ただ、思いもよらぬ事態、例えば入院や災害、それによる死亡などが発生し、たちまち家計の収支バランスが崩れ、安心した家庭生活が送れなくなる、といったような危険に対して、誰しも、事前に十分な準備をしておくことは必要不可欠です。
生命保険の保障について
一見複雑にみえる生命保険も、死亡保険・生存保険・生死混合保険と3つの基本型に分類されます。これは、保険を販売する人やファイナンシャルプランナーであれば、一番初めに学習することですが、一般的にはあまりなじみのないことです。
死亡保険
保険の対象者いわゆる被保険者が、死亡または高度障害状態になった場合、保険金が支払われる保険
生存保険
契約してから一定期間が満了するまで被保険者が生存していた場合にのみ保険金が支払われる保険
生死混合保険
死亡保険と生存保険を組み合わせた保険、つまり、保険期間中に死亡した場合は、死亡保険金が支払われ、満了まで生存した場合は、満期保険金が支払われる。いわゆる、養老保険と言われる保険はこれに該当します。
生命保険の保険料はどう決まる?
多くの生命保険商品は、性別毎、年齢毎、保険料が決まっているものが一般的です。この保険料は、予定死亡率、予定利率、予定事業費率を基礎として計算されています。この3種類の予定率について説明致します。
予定死亡率
統計をもとに年齢、性別毎の死亡数を予測し、将来の保険金の支払いにあてるために必要な保険料の計算をしますが、このときの計算に用いられる死亡率を予定死亡率といいます。
予定利率
保険会社は、一部保険料を運用し将来の支払に備えていますが、その運用によって得られる収益を予定して、あらかじめ一定の利率で保険料は割引かれています。このときに使用する利率を予定利率といいます。
予定事業費率
生命保険会社では、例えば、保険証券を作成したり、保険料をクレジットカード決済したり、ご契約の案内を郵送したりと、さまざまな経費がかかります。保険事業の運営上必要となる経費をあらかじめ保険料の中に組み込んで計算します。この割合を予定事業費率といいます。
生命保険の特色 預貯金との違い
生命保険商品は預貯金とは違い、保障といった素晴らしい機能を兼ね備えております。
預貯金は、毎月コツコツ積立てをしていく残高を図に表すと図1のように△になります。
しかしながら、その途中で災害や病気で遺族の生活費などの経済的損失が発生した場合、預貯金では不足が生じるかもしれません。

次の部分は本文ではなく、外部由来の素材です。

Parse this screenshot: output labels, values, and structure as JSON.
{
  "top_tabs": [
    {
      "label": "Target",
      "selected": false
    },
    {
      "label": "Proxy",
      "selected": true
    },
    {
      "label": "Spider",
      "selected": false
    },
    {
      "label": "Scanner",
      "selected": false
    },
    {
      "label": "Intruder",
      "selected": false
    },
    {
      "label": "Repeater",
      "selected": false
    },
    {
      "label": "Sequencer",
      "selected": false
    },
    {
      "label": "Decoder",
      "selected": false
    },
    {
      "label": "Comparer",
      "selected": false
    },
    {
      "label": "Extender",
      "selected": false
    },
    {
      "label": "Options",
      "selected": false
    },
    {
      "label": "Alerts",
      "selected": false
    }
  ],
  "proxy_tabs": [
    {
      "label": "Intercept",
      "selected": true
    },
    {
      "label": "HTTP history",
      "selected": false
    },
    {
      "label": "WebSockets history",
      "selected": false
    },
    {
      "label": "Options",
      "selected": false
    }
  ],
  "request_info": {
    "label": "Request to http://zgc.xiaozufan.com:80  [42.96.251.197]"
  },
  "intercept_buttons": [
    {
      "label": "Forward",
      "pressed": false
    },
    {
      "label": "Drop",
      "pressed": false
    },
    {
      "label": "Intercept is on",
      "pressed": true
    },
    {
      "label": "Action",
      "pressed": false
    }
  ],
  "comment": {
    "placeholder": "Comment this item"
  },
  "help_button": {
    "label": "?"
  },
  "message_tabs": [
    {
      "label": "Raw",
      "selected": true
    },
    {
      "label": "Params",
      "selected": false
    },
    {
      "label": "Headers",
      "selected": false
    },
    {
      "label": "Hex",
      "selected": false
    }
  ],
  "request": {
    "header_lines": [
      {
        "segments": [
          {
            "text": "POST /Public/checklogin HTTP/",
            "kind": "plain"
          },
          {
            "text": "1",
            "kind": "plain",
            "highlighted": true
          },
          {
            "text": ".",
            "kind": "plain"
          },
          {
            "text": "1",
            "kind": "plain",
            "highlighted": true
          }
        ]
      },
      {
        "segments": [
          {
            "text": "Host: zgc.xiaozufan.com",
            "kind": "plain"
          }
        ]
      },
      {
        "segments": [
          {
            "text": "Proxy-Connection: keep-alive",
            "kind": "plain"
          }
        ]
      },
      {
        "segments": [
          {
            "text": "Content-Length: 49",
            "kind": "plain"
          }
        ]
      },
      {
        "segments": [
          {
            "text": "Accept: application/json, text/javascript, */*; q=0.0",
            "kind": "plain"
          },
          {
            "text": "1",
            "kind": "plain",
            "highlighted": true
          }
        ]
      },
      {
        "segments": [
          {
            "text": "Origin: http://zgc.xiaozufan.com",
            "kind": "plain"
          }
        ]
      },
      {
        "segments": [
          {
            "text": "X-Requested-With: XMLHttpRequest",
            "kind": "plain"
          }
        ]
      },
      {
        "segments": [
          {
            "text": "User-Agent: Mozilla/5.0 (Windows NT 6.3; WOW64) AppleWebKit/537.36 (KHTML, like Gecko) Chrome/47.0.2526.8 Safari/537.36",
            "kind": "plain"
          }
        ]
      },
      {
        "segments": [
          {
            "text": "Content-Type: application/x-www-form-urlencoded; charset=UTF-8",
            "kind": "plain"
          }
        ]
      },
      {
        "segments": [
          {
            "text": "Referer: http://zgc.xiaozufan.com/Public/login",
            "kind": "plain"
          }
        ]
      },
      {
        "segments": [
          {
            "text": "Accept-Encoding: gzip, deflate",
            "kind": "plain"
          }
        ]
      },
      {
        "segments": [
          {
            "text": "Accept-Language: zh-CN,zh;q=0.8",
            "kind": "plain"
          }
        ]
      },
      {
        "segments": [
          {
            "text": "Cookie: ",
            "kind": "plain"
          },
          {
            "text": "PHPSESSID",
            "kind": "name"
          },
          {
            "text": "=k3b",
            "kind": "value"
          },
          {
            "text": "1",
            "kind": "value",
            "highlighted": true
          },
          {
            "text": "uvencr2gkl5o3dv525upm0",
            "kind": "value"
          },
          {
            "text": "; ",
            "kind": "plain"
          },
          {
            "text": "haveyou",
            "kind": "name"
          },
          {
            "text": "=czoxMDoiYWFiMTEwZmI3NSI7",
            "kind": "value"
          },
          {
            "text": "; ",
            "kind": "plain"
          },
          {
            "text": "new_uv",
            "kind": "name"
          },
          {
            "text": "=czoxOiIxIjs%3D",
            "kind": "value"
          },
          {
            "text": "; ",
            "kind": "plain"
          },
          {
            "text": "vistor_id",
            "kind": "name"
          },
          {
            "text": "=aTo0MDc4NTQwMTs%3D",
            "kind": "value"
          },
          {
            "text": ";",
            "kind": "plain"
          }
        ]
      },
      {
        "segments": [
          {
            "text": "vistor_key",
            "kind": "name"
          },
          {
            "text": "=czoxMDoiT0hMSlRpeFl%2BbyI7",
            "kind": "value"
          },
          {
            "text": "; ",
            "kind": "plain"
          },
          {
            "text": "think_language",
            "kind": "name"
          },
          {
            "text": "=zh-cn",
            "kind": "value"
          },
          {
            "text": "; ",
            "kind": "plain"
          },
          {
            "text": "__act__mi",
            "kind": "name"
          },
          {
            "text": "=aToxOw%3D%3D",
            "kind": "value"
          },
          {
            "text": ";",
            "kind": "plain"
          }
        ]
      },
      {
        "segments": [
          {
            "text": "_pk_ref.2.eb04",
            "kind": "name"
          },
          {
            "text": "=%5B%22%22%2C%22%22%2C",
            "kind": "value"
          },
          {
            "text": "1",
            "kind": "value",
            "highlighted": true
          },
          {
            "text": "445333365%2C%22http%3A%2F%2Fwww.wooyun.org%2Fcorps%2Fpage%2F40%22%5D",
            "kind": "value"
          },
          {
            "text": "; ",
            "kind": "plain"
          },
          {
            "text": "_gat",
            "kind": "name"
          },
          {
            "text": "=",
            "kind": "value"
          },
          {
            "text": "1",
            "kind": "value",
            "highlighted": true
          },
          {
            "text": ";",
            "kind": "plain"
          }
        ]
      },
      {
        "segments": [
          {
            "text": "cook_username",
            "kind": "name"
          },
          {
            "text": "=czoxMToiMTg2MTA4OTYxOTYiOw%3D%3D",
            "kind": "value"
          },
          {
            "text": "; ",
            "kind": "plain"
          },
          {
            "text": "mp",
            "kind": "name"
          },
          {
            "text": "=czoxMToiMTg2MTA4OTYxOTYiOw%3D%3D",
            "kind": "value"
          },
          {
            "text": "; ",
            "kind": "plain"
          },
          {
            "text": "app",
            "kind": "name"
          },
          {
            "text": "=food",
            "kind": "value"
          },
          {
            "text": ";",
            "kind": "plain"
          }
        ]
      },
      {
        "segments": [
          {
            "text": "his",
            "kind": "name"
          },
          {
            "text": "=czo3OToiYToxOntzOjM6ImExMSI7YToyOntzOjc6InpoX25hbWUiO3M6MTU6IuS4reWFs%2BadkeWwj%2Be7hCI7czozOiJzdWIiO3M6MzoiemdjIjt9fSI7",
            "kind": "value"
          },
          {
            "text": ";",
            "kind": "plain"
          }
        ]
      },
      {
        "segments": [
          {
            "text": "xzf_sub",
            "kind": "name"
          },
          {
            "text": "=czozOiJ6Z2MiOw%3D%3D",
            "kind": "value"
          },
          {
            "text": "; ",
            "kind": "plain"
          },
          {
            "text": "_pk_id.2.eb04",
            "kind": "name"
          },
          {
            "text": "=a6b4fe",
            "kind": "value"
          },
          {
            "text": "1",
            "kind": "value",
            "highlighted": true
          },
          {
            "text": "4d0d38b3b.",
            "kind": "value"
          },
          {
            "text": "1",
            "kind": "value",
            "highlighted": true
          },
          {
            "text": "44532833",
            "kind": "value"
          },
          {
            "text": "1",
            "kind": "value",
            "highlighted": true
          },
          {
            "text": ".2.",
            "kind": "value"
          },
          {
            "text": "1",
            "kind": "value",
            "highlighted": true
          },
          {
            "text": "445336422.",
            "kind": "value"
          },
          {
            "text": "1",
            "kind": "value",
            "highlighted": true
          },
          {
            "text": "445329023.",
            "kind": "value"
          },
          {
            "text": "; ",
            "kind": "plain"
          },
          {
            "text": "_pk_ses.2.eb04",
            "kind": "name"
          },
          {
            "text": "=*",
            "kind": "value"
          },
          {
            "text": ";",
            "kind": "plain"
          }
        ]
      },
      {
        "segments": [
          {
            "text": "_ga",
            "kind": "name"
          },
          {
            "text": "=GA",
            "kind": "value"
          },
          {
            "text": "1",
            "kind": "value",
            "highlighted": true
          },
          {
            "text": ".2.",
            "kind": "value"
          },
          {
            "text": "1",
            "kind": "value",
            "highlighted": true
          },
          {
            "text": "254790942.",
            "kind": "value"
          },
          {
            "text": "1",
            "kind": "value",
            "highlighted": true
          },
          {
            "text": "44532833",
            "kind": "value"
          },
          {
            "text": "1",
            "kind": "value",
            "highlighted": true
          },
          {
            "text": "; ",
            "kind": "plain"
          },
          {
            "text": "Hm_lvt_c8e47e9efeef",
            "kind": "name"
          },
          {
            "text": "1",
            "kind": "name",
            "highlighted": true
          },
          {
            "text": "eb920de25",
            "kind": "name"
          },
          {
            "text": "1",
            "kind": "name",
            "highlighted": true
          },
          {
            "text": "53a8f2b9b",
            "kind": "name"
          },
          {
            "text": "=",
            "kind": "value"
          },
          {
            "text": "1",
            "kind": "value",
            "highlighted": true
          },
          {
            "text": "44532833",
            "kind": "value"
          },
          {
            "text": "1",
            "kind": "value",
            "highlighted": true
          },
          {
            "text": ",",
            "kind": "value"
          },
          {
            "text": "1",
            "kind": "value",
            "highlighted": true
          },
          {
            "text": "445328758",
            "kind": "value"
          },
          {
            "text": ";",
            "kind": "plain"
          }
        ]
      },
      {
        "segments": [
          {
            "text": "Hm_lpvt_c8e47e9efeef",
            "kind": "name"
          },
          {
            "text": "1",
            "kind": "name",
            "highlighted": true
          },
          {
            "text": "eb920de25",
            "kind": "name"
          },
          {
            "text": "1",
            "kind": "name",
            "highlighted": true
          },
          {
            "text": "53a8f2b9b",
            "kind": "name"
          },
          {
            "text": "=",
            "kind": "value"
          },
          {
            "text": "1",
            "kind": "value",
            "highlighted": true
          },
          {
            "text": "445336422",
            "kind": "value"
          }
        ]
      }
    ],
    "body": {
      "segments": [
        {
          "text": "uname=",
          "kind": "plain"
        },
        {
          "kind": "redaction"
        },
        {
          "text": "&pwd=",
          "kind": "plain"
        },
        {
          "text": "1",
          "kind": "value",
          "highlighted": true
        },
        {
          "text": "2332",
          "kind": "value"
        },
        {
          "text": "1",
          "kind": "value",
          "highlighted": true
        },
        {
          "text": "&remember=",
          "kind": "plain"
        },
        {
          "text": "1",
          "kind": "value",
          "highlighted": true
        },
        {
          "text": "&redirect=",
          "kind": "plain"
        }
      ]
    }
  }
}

一方で、生命保険は加入したその時から、想定される経済的な損失のサイズに合わせて保険金額を設定できます。
つまり、加入した時点から必要な額が準備できているのでそれを図で表現すると図2のように□となります。
※保険商品によっては、保障と貯蓄機能兼ね備えた保険種類もあれば、いわゆる掛捨て型の保険もあります。
まとめ
ここまで生命保険の仕組みや意義について簡単に説明してきましたが、より詳しいことが知りたいという人は、近くにいる専門家や自分の保険を手続きしてくれた外務員、もしくはファイナンシャルプランナーに聞いてみましょう。
経験豊かな彼らはきっと、多くのご家庭の危機を救い、生命保険の本来持つ大事な意義を熱く語ってくれるかもしれません。